Alla pubblica udienza del 20 ottobre 2016 la causa è passata in decisione.

Il Collegio ritiene fondate le censure con cui sia l’appellante principale che l’appellante incidentale deducono che, diversamente da quanto ritenuto dal giudice di prime cure: 

a) l’impugnata delibera n. 17 del 2015 non necessitava di specifica motivazione;

b) l’amministrazione comunale non era tenuta a prendere in specifica considerazione l’ipotesi di sostituire i pali dell’illuminazione;

c) la circostanza che la relazione tecnica posta a base del decidere rechi una data (26 febbraio 2015) posteriore a quella della proposta di deliberazione (24 febbraio 2015) non dà luogo alla riscontrata “inversione procedimentale”, idonea, a sua volta, a esser fonte “di vari profili di eccesso di potere”. 

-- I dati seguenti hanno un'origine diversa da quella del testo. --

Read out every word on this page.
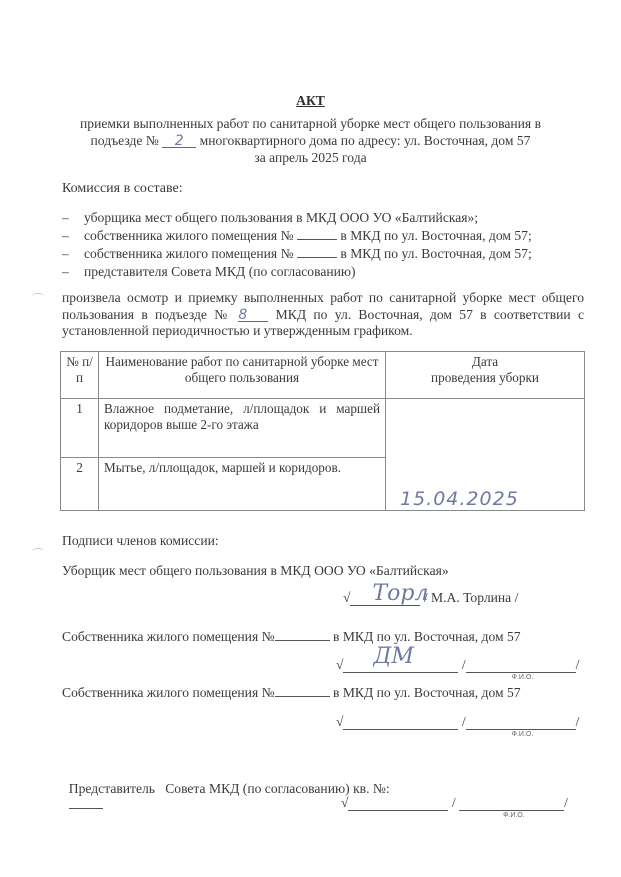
АКТ
приемки выполненных работ по санитарной уборке мест общего пользования в
подъезде № 2 многоквартирного дома по адресу: ул. Восточная, дом 57
за апрель 2025 года
Комиссия в составе:
– уборщика мест общего пользования в МКД ООО УО «Балтийская»;
– собственника жилого помещения №	в МКД по ул. Восточная, дом 57;
– собственника жилого помещения №	в МКД по ул. Восточная, дом 57;
– представителя Совета МКД (по согласованию)
произвела осмотр и приемку выполненных работ по санитарной уборке мест общего
пользования в подъезде № 8 МКД по ул. Восточная, дом 57 в соответствии с
установленной периодичностью и утвержденным графиком.
№ п/п	Наименование работ по санитарной уборке мест общего пользования	Дата
проведения уборки

1	Влажное подметание, л/площадок и маршей коридоров выше 2-го этажа	15.04.2025

2	Мытье, л/площадок, маршей и коридоров.	
Подписи членов комиссии:
Уборщик мест общего пользования в МКД ООО УО «Балтийская»
√ Торл
/ М.А. Торлина /
Собственника жилого помещения №	в МКД по ул. Восточная, дом 57
√ ДМ	/
Ф.И.О.
/
Собственника жилого помещения №	в МКД по ул. Восточная, дом 57
√	/
Ф.И.О.
/

Представитель   Совета МКД (по согласованию) кв. №:

√	/
Ф.И.О.
/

Anzitutto occorre premettere il dato di fondo che - diversamente da quanto afferma l’impugnata sentenza - anche dopo la direttiva comunitaria 2006/123/CE del Parlamento europeo e del Consiglio, del 12 dicembre 2006, relativa ai servizi nel mercato interno (c.d. Bolkestein) recepita in Italia mediante il d.lgs. 26 marzo 2010, n. 59 – gli interessati non possono accampare un incondizionato diritto soggettivo all’esercizio dell’iniziativa economica quali che siano gli interessi in conflitto (la sentenza parla di diritto soggettivo «che non è tendenzialmente sottoposto ad alcun provvedimento ampliativo teso a verificarne la compatibilità con l'interesse pubblico»; dal che il superamento «relativamente alle attività rientranti nell'ambito di applicazione del d.lgs. n. 59/2010, il principio per il quale gli atti generali e regolamentari non vanno motivati»). 

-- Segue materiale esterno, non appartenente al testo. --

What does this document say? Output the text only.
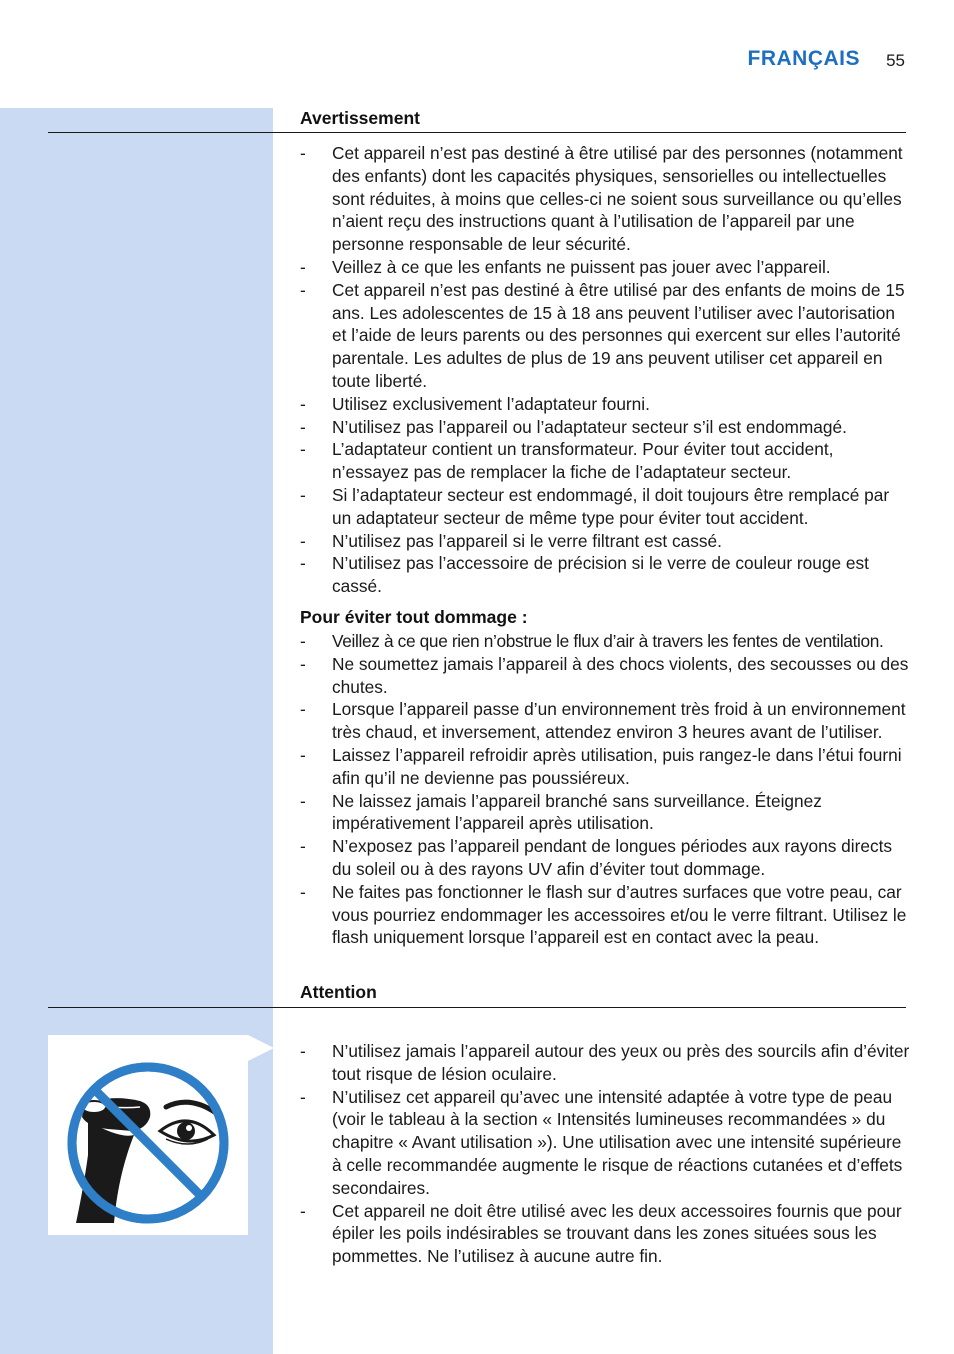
FRANÇAIS 55
Avertissement
- Cet appareil n’est pas destiné à être utilisé par des personnes (notamment des enfants) dont les capacités physiques, sensorielles ou intellectuelles sont réduites, à moins que celles-ci ne soient sous surveillance ou qu’elles n’aient reçu des instructions quant à l’utilisation de l’appareil par une personne responsable de leur sécurité.
- Veillez à ce que les enfants ne puissent pas jouer avec l’appareil.
- Cet appareil n’est pas destiné à être utilisé par des enfants de moins de 15 ans. Les adolescentes de 15 à 18 ans peuvent l’utiliser avec l’autorisation et l’aide de leurs parents ou des personnes qui exercent sur elles l’autorité parentale. Les adultes de plus de 19 ans peuvent utiliser cet appareil en toute liberté.
- Utilisez exclusivement l’adaptateur fourni.
- N’utilisez pas l’appareil ou l’adaptateur secteur s’il est endommagé.
- L’adaptateur contient un transformateur. Pour éviter tout accident, n’essayez pas de remplacer la fiche de l’adaptateur secteur.
- Si l’adaptateur secteur est endommagé, il doit toujours être remplacé par un adaptateur secteur de même type pour éviter tout accident.
- N’utilisez pas l’appareil si le verre filtrant est cassé.
- N’utilisez pas l’accessoire de précision si le verre de couleur rouge est cassé.
Pour éviter tout dommage :
- Veillez à ce que rien n’obstrue le flux d’air à travers les fentes de ventilation.
- Ne soumettez jamais l’appareil à des chocs violents, des secousses ou des chutes.
- Lorsque l’appareil passe d’un environnement très froid à un environnement très chaud, et inversement, attendez environ 3 heures avant de l’utiliser.
- Laissez l’appareil refroidir après utilisation, puis rangez-le dans l’étui fourni afin qu’il ne devienne pas poussiéreux.
- Ne laissez jamais l’appareil branché sans surveillance. Éteignez impérativement l’appareil après utilisation.
- N’exposez pas l’appareil pendant de longues périodes aux rayons directs du soleil ou à des rayons UV afin d’éviter tout dommage.
- Ne faites pas fonctionner le flash sur d’autres surfaces que votre peau, car vous pourriez endommager les accessoires et/ou le verre filtrant. Utilisez le flash uniquement lorsque l’appareil est en contact avec la peau.
Attention
- N’utilisez jamais l’appareil autour des yeux ou près des sourcils afin d’éviter tout risque de lésion oculaire.
- N’utilisez cet appareil qu’avec une intensité adaptée à votre type de peau (voir le tableau à la section « Intensités lumineuses recommandées » du chapitre « Avant utilisation »). Une utilisation avec une intensité supérieure à celle recommandée augmente le risque de réactions cutanées et d’effets secondaires.
- Cet appareil ne doit être utilisé avec les deux accessoires fournis que pour épiler les poils indésirables se trouvant dans les zones situées sous les pommettes. Ne l’utilisez à aucune autre fin.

Anche a tutto per ipotesi concedere circa il preteso primato assoluto dell’attività di impresa (prescindendo dai limiti costituzionali ad es. dell’art. 41, secondo comma, Cost. – per il quale l’iniziativa economica privata «non può svolgersi in contrasto con l'utilità sociale o in modo da recare danno alla sicurezza, alla libertà, alla dignità umana» - e da considerazioni di sistema, che non accorda preferenza all’iniziativa economica su qualsivoglia altro interesse), quella stessa specifica normativa – la cui finalità è di garantire le libertà di stabilimento e di circolazione dei servizi - afferma che la liberalizzazione dell’attività di impresa incontra limitazioni o deroghe che ben possono essere giustificate dalla prevalenza dell’interesse generale, che è espresso mediante l’icastica e ritornante – nella stessa produzione giurisprudenziale e normativa dell’Unione europea - formula dei “motivi imperativi di interesse generale”, ancorché “nel rispetto dei principi di proporzionalità e non discriminazione” (v. ad es. Considerando 40 della Direttiva; artt. 8, lett. h) e 12 l.lgs. n.59 del 2010; cfr. Corte cost., 19 dicembre 2012, n. 291). 

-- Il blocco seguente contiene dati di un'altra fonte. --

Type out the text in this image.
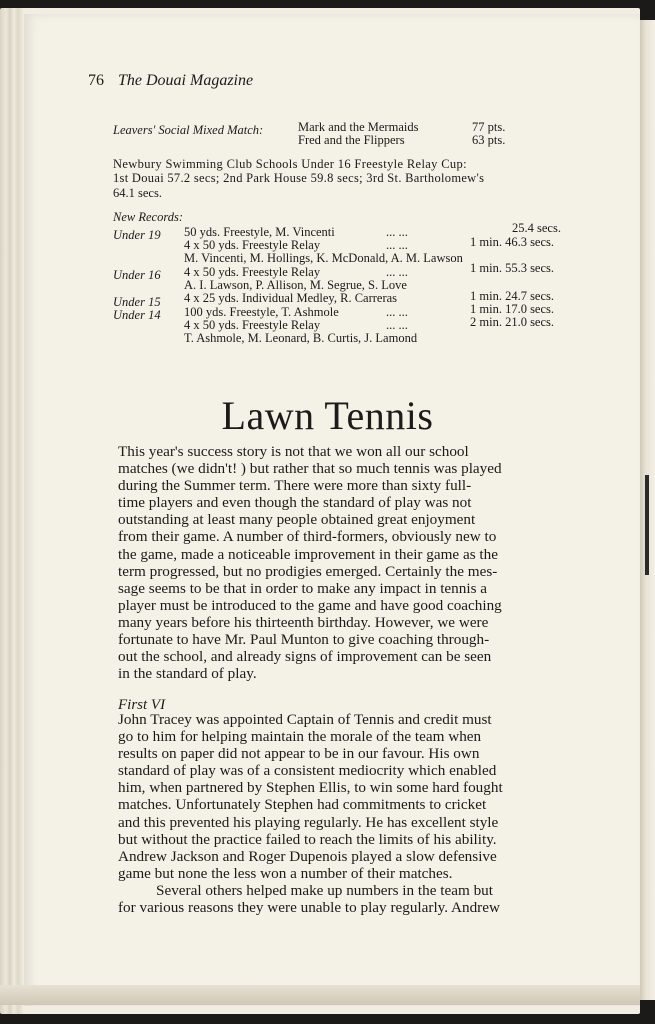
76 The Douai Magazine
Leavers' Social Mixed Match:	Mark and the Mermaids	77 pts.
Fred and the Flippers	63 pts.
Newbury Swimming Club Schools Under 16 Freestyle Relay Cup:
1st Douai 57.2 secs; 2nd Park House 59.8 secs; 3rd St. Bartholomew's
64.1 secs.
New Records:
Under 19 50 yds. Freestyle, M. Vincenti	... ...	25.4 secs.
4 x 50 yds. Freestyle Relay	... ...	1 min. 46.3 secs.
M. Vincenti, M. Hollings, K. McDonald, A. M. Lawson
Under 16 4 x 50 yds. Freestyle Relay	... ...	1 min. 55.3 secs.
A. I. Lawson, P. Allison, M. Segrue, S. Love
Under 15 4 x 25 yds. Individual Medley, R. Carreras	1 min. 24.7 secs.
Under 14 100 yds. Freestyle, T. Ashmole	... ...	1 min. 17.0 secs.
4 x 50 yds. Freestyle Relay	... ...	2 min. 21.0 secs.
T. Ashmole, M. Leonard, B. Curtis, J. Lamond
Lawn Tennis
This year's success story is not that we won all our school
matches (we didn't! ) but rather that so much tennis was played
during the Summer term. There were more than sixty full-
time players and even though the standard of play was not
outstanding at least many people obtained great enjoyment
from their game. A number of third-formers, obviously new to
the game, made a noticeable improvement in their game as the
term progressed, but no prodigies emerged. Certainly the mes-
sage seems to be that in order to make any impact in tennis a
player must be introduced to the game and have good coaching
many years before his thirteenth birthday. However, we were
fortunate to have Mr. Paul Munton to give coaching through-
out the school, and already signs of improvement can be seen
in the standard of play.
First VI
John Tracey was appointed Captain of Tennis and credit must
go to him for helping maintain the morale of the team when
results on paper did not appear to be in our favour. His own
standard of play was of a consistent mediocrity which enabled
him, when partnered by Stephen Ellis, to win some hard fought
matches. Unfortunately Stephen had commitments to cricket
and this prevented his playing regularly. He has excellent style
but without the practice failed to reach the limits of his ability.
Andrew Jackson and Roger Dupenois played a slow defensive
game but none the less won a number of their matches.
Several others helped make up numbers in the team but
for various reasons they were unable to play regularly. Andrew
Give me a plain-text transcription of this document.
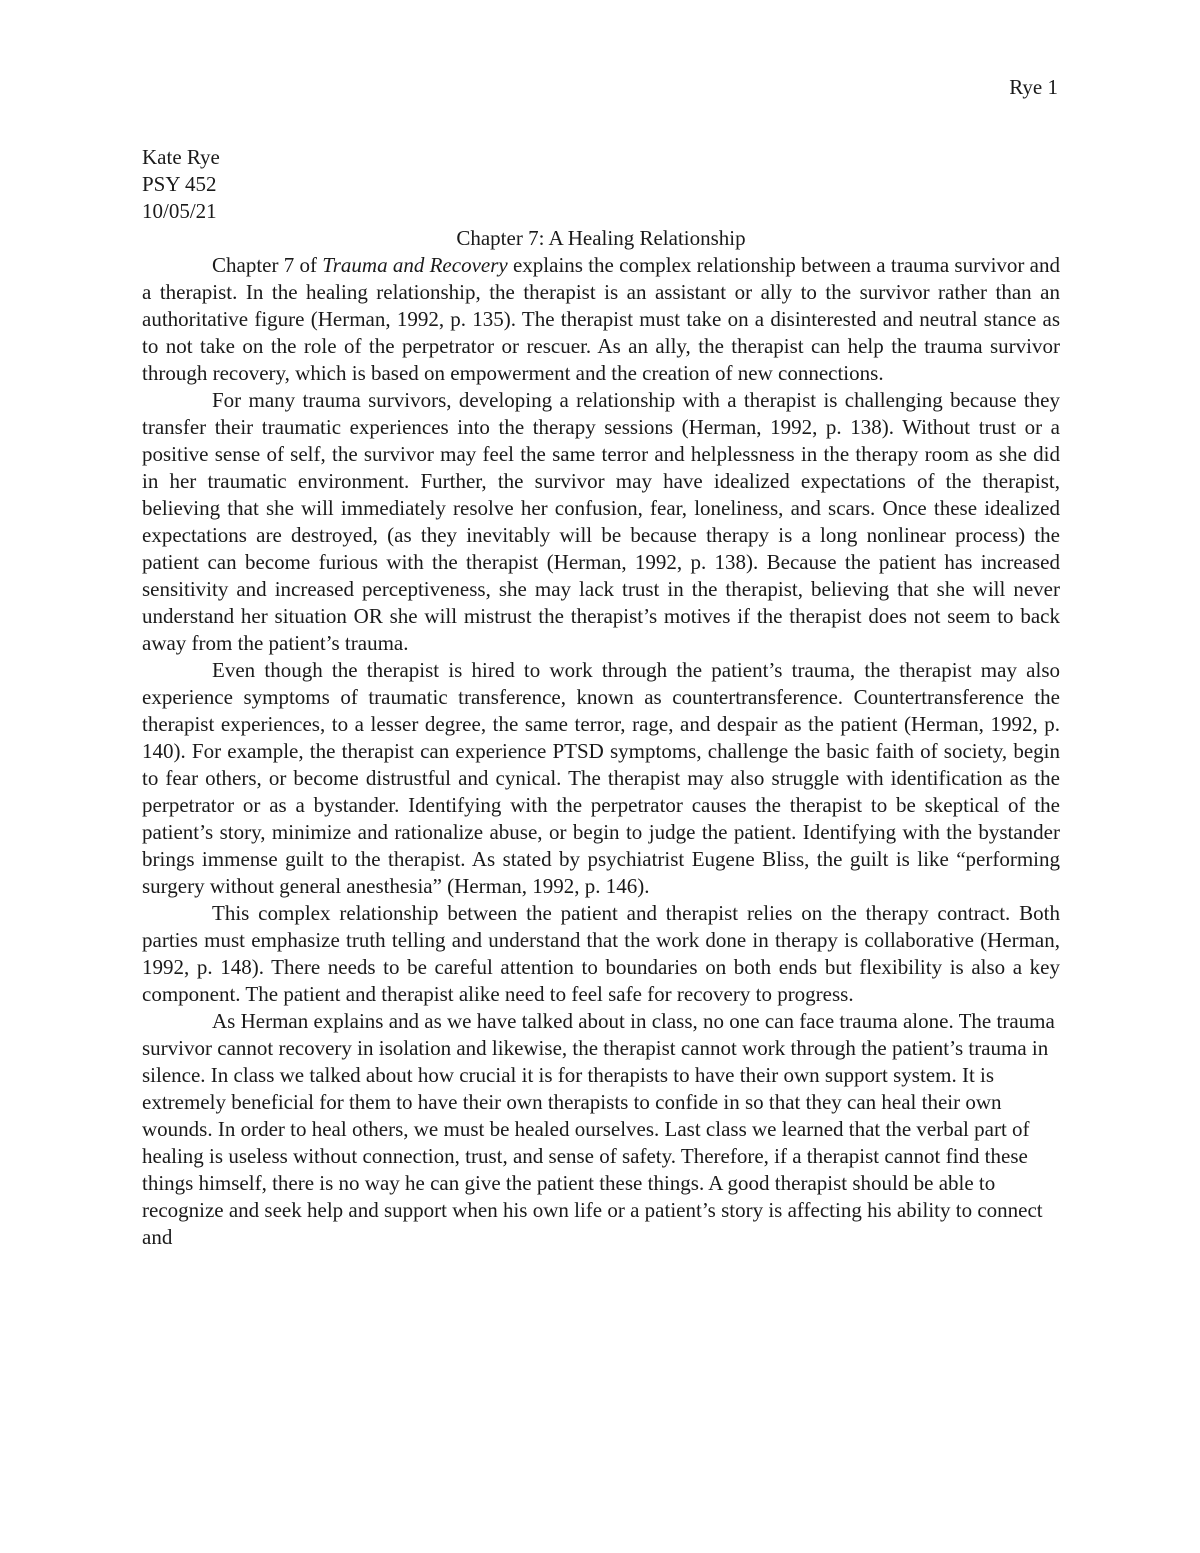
Rye 1

Kate Rye

PSY 452

10/05/21

Chapter 7: A Healing Relationship

Chapter 7 of Trauma and Recovery explains the complex relationship between a trauma survivor and a therapist. In the healing relationship, the therapist is an assistant or ally to the survivor rather than an authoritative figure (Herman, 1992, p. 135). The therapist must take on a disinterested and neutral stance as to not take on the role of the perpetrator or rescuer. As an ally, the therapist can help the trauma survivor through recovery, which is based on empowerment and the creation of new connections.

For many trauma survivors, developing a relationship with a therapist is challenging because they transfer their traumatic experiences into the therapy sessions (Herman, 1992, p. 138). Without trust or a positive sense of self, the survivor may feel the same terror and helplessness in the therapy room as she did in her traumatic environment. Further, the survivor may have idealized expectations of the therapist, believing that she will immediately resolve her confusion, fear, loneliness, and scars. Once these idealized expectations are destroyed, (as they inevitably will be because therapy is a long nonlinear process) the patient can become furious with the therapist (Herman, 1992, p. 138). Because the patient has increased sensitivity and increased perceptiveness, she may lack trust in the therapist, believing that she will never understand her situation OR she will mistrust the therapist’s motives if the therapist does not seem to back away from the patient’s trauma.

Even though the therapist is hired to work through the patient’s trauma, the therapist may also experience symptoms of traumatic transference, known as countertransference. Countertransference the therapist experiences, to a lesser degree, the same terror, rage, and despair as the patient (Herman, 1992, p. 140). For example, the therapist can experience PTSD symptoms, challenge the basic faith of society, begin to fear others, or become distrustful and cynical. The therapist may also struggle with identification as the perpetrator or as a bystander. Identifying with the perpetrator causes the therapist to be skeptical of the patient’s story, minimize and rationalize abuse, or begin to judge the patient. Identifying with the bystander brings immense guilt to the therapist. As stated by psychiatrist Eugene Bliss, the guilt is like “performing surgery without general anesthesia” (Herman, 1992, p. 146).

This complex relationship between the patient and therapist relies on the therapy contract. Both parties must emphasize truth telling and understand that the work done in therapy is collaborative (Herman, 1992, p. 148). There needs to be careful attention to boundaries on both ends but flexibility is also a key component. The patient and therapist alike need to feel safe for recovery to progress.

As Herman explains and as we have talked about in class, no one can face trauma alone. The trauma survivor cannot recovery in isolation and likewise, the therapist cannot work through the patient’s trauma in silence. In class we talked about how crucial it is for therapists to have their own support system. It is extremely beneficial for them to have their own therapists to confide in so that they can heal their own wounds. In order to heal others, we must be healed ourselves. Last class we learned that the verbal part of healing is useless without connection, trust, and sense of safety. Therefore, if a therapist cannot find these things himself, there is no way he can give the patient these things. A good therapist should be able to recognize and seek help and support when his own life or a patient’s story is affecting his ability to connect and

Il che, del resto, è - seppur contraddittoriamente con la detta conclusione - affermato dalla stessa sentenza impugnata laddove riconosce che l’iniziativa economica “può essere limitata solo per motivi imperativi di interesse generale”. Tra questi, a detta del Considerando 40 della Direttiva e dell’art. 8, lett. h) d.lgs. n.59 del 2010, rientrano la «pubblica sicurezza» e la «sicurezza stradale».

Non si tratta dunque di un diritto soggettivo assoluto: ma di un’attività che ben può cedere a fronte dei detti interessi generali (di cui l’art. 23 Cod. strada, posto a base dell’atto impugnato, rappresenta un manifesto riflesso). 

Occorre comunque rilevare che nel caso di specie l’impugnata deliberazione consiliare 23 febbraio 2015, n. 17 non interferisce in termini generali sull’esercizio dell’attività pubblicitaria, ma soltanto su una particolare modalità di sua esecuzione. 

La deliberazione, infatti, ha stabilito che i pali dell’illuminazione non erano utilizzabili per l’installazione di “gonfaloni” pubblicitari.

Ma a parte la già sufficiente proporzione compiuta rispetto all’esigenza generale di sicurezza, valeva la considerazione di fondo che, essendo i detti pali di titolarità comunale, era nel pieno potere dominicale dell’ente locale stabilire quale uso potessero farne i terzi, e così senz’altro escludere che potessero essere usati come sostegno per i “gonfaloni” pubblicitari, visto anche che una tale funzione è del tutto estranea a quella propria dei pali dell’illuminazione (che, tra l’altro, non risultano omologati per un tale ulteriore e diverso scopo). 

Posto che il divieto è stato introdotto con atto generale (la citata deliberazione n. 17 del 2015) il Comune non era tenuto a motivare la ragioni della scelta.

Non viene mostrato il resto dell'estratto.